Bugün yargının bağımsız ve tarafsız olmadığını dillendiren laik Kemalist çevreler de samimi değiller. Neden mi? Eğer yargı tamamen Kemalistlerin kontrolünde olsun seslerini duymazsınız bile. Yargı ancak kendi ellerinde olursa bağımsız ve tarafsızdır. Laik Kemalistler ve Muhafazakar Demokratlar aralarında kamp savaşı yapadursun, olan bu mazlum halka olur. Nasıl mı? Eğer Ergenekon ve Balyoz’dan yargılandıysan senin için “FETÖ” kumpası vardır ve bunu kamuoyu yaparak iktidarı baskılarlar. Güç kaybetmiş olan iktidar da, bu çok sesli “Ulusalcı” koroya eşlik eder. Eğer İslâmi bir davadan yine “FETÖ”nün kumpasıyla haksızca yargılandıysan kimse senin sesini duymaz. İktidar zaten kendi bekası için kulağı üzerine yatmıştır çoktan.
Sözün özü; mesele zulüm doğuran kanunların değil, bu zulüm doğuran kanunların kaynağı zihniyetin değişmesidir.

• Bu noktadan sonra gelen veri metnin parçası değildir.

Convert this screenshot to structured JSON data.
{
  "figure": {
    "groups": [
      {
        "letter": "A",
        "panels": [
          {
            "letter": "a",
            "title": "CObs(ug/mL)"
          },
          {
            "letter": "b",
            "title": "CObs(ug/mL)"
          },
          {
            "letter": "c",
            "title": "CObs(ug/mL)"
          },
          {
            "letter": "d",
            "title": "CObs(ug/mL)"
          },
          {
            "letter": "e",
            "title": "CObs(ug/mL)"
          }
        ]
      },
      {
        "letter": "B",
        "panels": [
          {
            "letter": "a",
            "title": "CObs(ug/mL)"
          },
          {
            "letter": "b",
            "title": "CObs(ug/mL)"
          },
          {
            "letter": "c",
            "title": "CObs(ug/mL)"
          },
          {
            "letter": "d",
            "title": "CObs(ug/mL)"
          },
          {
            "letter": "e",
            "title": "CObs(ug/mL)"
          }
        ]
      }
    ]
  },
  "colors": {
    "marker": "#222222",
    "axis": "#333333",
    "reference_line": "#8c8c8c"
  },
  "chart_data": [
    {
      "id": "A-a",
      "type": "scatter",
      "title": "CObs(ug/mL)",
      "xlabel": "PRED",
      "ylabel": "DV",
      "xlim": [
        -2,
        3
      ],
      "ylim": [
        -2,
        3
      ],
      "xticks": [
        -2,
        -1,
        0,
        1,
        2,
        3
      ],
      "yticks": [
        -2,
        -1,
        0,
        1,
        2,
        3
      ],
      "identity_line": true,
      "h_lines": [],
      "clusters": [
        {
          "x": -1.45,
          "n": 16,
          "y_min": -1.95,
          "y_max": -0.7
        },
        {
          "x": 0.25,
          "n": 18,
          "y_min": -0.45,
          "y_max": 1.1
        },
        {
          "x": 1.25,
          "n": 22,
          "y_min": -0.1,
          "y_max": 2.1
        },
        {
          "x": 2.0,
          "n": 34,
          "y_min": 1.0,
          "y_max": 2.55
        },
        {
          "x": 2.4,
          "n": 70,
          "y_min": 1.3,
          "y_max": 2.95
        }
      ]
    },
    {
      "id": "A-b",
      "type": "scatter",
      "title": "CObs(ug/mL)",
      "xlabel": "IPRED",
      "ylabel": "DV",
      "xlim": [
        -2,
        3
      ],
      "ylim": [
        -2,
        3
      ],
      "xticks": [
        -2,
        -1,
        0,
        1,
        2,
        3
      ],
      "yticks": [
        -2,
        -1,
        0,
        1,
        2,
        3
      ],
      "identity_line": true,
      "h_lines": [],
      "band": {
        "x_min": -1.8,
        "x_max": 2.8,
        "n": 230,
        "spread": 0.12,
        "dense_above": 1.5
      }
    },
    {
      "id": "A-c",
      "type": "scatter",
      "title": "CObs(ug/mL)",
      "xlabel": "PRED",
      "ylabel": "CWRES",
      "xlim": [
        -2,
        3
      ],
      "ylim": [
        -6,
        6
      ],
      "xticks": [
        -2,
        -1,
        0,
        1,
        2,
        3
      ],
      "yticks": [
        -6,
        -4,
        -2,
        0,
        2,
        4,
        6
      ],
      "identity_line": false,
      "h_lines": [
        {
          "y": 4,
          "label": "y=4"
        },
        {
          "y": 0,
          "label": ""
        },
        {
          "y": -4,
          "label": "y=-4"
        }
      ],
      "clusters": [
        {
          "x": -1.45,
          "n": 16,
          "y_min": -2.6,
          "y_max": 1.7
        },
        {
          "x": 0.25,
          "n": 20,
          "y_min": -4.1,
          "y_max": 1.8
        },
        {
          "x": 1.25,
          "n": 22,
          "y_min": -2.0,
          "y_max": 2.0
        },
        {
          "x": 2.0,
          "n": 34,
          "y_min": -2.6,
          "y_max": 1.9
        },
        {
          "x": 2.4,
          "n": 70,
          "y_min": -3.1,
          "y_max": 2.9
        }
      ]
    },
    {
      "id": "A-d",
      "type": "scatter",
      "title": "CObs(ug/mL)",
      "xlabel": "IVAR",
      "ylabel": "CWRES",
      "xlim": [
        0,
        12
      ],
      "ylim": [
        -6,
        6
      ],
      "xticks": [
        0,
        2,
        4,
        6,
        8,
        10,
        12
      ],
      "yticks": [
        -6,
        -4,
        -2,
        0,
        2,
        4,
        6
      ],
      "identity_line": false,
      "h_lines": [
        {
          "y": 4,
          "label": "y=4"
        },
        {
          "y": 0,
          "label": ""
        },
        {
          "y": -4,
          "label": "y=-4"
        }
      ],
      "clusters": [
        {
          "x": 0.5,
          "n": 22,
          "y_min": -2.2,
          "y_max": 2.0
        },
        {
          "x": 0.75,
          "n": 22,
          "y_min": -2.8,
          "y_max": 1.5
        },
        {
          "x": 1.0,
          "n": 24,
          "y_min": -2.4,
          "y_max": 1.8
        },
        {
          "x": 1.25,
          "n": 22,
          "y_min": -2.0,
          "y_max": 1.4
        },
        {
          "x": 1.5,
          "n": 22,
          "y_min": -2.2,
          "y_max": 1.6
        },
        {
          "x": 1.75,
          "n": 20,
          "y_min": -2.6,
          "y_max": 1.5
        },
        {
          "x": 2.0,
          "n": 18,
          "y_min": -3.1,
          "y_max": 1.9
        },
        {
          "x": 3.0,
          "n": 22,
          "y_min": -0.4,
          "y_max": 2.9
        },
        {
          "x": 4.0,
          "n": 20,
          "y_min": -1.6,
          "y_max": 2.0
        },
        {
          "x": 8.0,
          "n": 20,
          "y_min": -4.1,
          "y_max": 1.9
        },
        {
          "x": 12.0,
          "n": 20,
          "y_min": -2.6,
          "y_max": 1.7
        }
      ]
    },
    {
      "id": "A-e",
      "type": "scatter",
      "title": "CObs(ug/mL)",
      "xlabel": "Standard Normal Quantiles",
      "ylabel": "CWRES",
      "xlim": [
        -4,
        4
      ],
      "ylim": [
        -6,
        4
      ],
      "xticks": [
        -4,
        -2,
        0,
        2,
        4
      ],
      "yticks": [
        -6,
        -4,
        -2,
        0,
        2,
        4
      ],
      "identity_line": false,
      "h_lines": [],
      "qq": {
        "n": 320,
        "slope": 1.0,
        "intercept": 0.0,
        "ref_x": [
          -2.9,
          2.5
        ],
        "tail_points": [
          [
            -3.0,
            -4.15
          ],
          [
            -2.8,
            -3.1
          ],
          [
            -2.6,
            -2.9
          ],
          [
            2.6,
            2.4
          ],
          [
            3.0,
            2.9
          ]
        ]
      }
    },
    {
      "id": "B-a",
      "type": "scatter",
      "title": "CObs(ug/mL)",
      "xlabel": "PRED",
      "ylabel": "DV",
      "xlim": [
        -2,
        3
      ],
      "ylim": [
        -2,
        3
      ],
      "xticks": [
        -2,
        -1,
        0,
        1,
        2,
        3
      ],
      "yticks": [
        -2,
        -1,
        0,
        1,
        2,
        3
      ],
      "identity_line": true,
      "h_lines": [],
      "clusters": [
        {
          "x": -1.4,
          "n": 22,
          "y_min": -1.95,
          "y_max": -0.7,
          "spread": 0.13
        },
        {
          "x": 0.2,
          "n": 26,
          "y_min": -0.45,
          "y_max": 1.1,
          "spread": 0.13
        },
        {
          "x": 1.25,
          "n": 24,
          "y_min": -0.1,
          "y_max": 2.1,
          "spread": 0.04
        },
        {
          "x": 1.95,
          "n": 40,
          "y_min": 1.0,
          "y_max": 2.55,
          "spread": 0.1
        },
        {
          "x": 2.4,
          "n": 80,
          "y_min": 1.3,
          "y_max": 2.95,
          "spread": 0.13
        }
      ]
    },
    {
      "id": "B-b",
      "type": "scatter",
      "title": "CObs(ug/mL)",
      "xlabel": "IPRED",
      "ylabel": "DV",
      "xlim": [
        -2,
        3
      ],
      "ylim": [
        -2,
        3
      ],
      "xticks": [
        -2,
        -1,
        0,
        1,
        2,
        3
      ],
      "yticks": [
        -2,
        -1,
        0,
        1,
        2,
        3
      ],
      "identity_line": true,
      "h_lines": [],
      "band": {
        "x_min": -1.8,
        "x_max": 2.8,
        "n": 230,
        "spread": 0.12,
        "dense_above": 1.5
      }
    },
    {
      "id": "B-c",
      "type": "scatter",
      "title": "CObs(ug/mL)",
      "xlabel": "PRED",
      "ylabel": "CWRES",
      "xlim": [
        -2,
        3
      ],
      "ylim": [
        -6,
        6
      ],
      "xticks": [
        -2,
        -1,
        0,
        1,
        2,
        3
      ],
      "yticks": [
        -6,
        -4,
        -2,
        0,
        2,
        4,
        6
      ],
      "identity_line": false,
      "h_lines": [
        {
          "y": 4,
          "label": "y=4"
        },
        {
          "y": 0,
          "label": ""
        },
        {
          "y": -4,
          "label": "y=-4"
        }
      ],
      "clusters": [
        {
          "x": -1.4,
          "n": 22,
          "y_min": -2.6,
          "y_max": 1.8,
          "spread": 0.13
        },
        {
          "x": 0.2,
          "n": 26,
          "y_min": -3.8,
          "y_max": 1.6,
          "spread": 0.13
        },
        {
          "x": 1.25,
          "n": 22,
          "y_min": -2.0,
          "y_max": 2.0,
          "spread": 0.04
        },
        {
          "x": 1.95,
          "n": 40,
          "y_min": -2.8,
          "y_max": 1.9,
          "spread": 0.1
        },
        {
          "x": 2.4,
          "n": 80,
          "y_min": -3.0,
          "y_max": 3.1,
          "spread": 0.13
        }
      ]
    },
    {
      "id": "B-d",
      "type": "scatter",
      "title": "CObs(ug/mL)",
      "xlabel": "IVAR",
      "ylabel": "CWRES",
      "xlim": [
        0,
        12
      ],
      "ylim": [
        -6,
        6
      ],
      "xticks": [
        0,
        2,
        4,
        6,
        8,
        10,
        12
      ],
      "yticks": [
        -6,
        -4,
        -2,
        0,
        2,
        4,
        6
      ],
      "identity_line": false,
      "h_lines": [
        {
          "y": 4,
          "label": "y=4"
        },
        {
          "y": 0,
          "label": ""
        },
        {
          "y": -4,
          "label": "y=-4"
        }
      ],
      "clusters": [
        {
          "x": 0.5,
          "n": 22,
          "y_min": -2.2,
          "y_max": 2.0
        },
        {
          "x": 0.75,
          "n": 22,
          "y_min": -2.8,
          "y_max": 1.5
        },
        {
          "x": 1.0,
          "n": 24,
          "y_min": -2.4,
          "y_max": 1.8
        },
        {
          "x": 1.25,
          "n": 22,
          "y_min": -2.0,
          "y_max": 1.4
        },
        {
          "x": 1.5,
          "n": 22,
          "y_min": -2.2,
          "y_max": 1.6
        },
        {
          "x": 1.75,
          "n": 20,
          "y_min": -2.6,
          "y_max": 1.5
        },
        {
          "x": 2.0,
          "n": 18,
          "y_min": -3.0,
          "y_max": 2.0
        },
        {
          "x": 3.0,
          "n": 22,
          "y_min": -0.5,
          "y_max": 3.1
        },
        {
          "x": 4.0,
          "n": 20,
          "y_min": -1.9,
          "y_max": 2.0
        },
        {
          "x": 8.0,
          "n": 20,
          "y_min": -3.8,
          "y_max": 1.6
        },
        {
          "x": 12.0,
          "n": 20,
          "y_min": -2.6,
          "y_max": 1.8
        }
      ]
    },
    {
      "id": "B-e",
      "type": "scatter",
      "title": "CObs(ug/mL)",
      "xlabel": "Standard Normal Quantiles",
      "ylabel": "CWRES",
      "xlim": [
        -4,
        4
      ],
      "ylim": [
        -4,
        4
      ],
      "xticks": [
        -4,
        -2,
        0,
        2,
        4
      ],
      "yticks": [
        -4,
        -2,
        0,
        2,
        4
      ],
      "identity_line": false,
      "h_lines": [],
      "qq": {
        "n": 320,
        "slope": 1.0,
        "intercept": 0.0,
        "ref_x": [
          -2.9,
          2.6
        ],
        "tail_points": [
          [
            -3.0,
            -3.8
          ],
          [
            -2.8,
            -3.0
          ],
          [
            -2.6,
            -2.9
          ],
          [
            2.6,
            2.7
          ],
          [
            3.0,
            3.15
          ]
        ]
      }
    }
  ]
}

Ne kadar “yargı reformu” adı altında göz boyamaya başvurulursa başvurulsun, mevcut hukuk düzeni, Cumhuriyet’in kurulduğu yıllarda Mustafa Kemal’in hakim görünümlü cellatları olan “Üç Ali”nin İstiklal Mahkemeleri’nden bir adım ayrılmayacaktır. İster ismi “İstiklal Mahkemesi” olsun, ister “Sıkıyönetim mahkemeleri”, ister “Devlet Güvenlik Mahkemeleri”, ister evrile evrile adı “Ağır Ceza mahkemeleri” olsun, ister iktidar da AKP, ister ulusalcı Kemalist bir parti olsun sonuç değişmez; İslâmi bir hayat arzuluyorsan sana reva görülecek olan sadece ve sadece zulümdür!